First Nations people
The ABS 2021 Census-based estimates and projections of the Aboriginal and Torres Strait Islander population were used to derive rates (ABS 2024). To calculate non-Indigenous estimates, the Indigenous projection was subtracted from the total Australian ERP data.
Hypertensive disorders of pregnancy population
The population for hypertensive disorders of pregnancy includes women aged 15–44 who gave birth in Australia. The population also includes people whose hypertensive disorders of pregnancy status was unknown, that is not stated. Throughout this report, rates are age-standardised to enhance comparison across groups where the age structure of the population may influence or confound interpretation. In these cases, the standard population used to calculate the age-standardised rate is the Australian estimated female resident population aged 15–44 as at 30 June 2001.
Priority populations
Some people in Australia experience inequitable health outcomes and a higher burden of disease due to social, economic and structural factors that influence access to resources, opportunities and health care. These people are referred to as ‘priority populations’ in this report. Priority populations include, but are not limited to, Aboriginal and Torres Strait Islander (First Nations) people; people from culturally and linguistically diverse (CALD) backgrounds; people living with disability or mental illness; people living in remote, rural and regional areas; and people experiencing socioeconomic disadvantage.
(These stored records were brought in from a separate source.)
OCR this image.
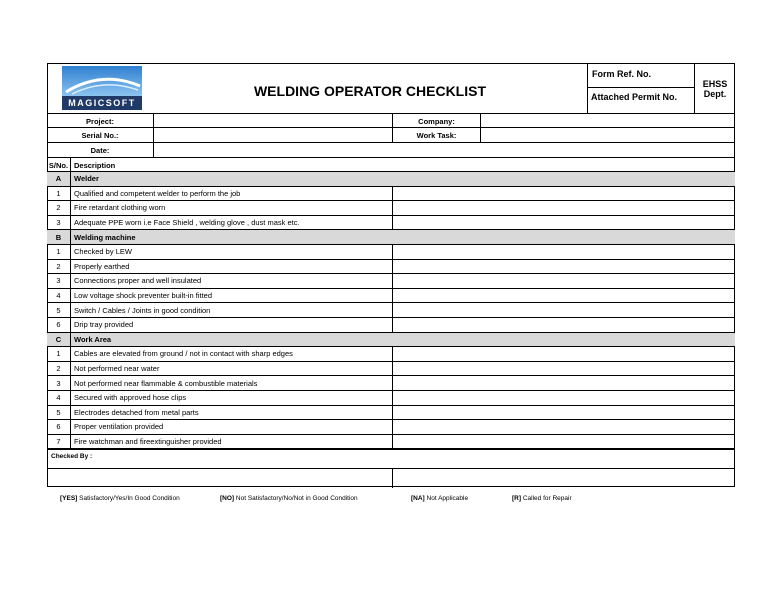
MAGICSOFT
WELDING OPERATOR CHECKLIST
Form Ref. No.
Attached Permit No.
EHSS
Dept.
Project:	Company:
Serial No.:	Work Task:
Date:
S/No. Description
A	Welder
1	Qualified and competent welder to perform the job
2	Fire retardant clothing worn
3	Adequate PPE worn i.e Face Shield , welding glove , dust mask etc.
B	Welding machine
1	Checked by LEW
2	Properly earthed
3	Connections proper and well insulated
4	Low voltage shock preventer built-in fitted
5	Switch / Cables / Joints in good condition
6	Drip tray provided
C	Work Area
1	Cables are elevated from ground / not in contact with sharp edges
2	Not performed near water
3	Not performed near flammable & combustible materials
4	Secured with approved hose clips
5	Electrodes detached from metal parts
6	Proper ventilation provided
7	Fire watchman and fireextinguisher provided
Checked By :
[YES] Satisfactory/Yes/In Good Condition	[NO] Not Satisfactory/No/Not in Good Condition	[NA] Not Applicable	[R] Called for Repair
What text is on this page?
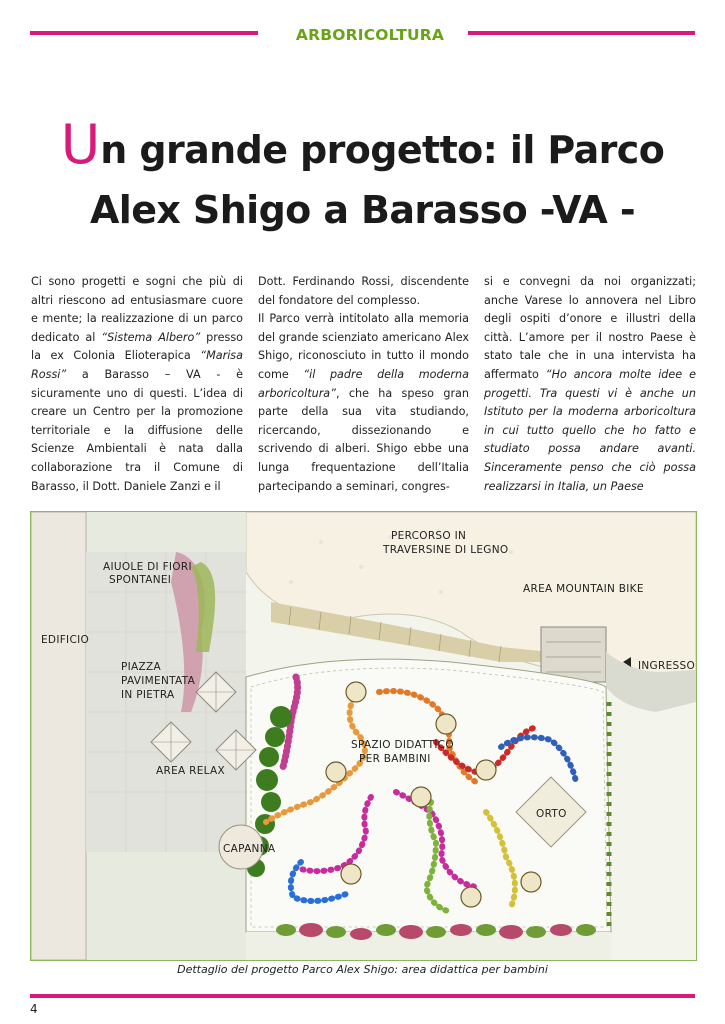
ARBORICOLTURA
Un grande progetto: il Parco
Alex Shigo a Barasso -VA -

Ci sono progetti e sogni che più di altri riescono ad entusiasmare cuore e mente; la realizzazione di un parco dedicato al “Sistema Albero” presso la ex Colonia Elioterapica “Marisa Rossi” a Barasso – VA - è sicuramente uno di questi. L’idea di creare un Centro per la promozione territoriale e la diffusione delle Scienze Ambientali è nata dalla collaborazione tra il Comune di Barasso, il Dott. Daniele Zanzi e il

Dott. Ferdinando Rossi, discendente del fondatore del complesso.

Il Parco verrà intitolato alla memoria del grande scienziato americano Alex Shigo, riconosciuto in tutto il mondo come “il padre della moderna arboricoltura”, che ha speso gran parte della sua vita studiando, ricercando, dissezionando e scrivendo di alberi. Shigo ebbe una lunga frequentazione dell’Italia partecipando a seminari, congres-

si e convegni da noi organizzati; anche Varese lo annovera nel Libro degli ospiti d’onore e illustri della città. L’amore per il nostro Paese è stato tale che in una intervista ha affermato “Ho ancora molte idee e progetti. Tra questi vi è anche un Istituto per la moderna arboricoltura in cui tutto quello che ho fatto e studiato possa andare avanti. Sinceramente penso che ciò possa realizzarsi in Italia, un Paese

AIUOLE DI FIORI
SPONTANEI
EDIFICIO
PIAZZA
PAVIMENTATA
IN PIETRA
AREA RELAX
CAPANNA
PERCORSO IN
TRAVERSINE DI LEGNO
AREA MOUNTAIN BIKE
INGRESSO
SPAZIO DIDATTICO
PER BAMBINI
ORTO
Dettaglio del progetto Parco Alex Shigo: area didattica per bambini
4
People may identify with, or be affected by, more than one of these circumstances, which can intersect and shape their experiences of health and health care. Improving health equity requires approaches that recognise people’s strengths, preferences and lived experience, and that support shared decision‑making. Tailored, culturally safe and accessible health care is needed to improve prevention, early intervention and the management of chronic conditions for people within priority populations.
This report presents information for priority populations where nationally consistent data are available. In this report, analyses include disaggregation by Indigenous status, Country of birth, Remoteness area and Socioeconomic area. Availability and quality of data vary across population groups and data sources, and not all priority populations are able to be reported on consistently.
Reference
ABS (Australian Bureau of Statistics) (2024) Estimates and projections, Aboriginal and Torres Strait Islander population, ABS, accessed 1 December 2025.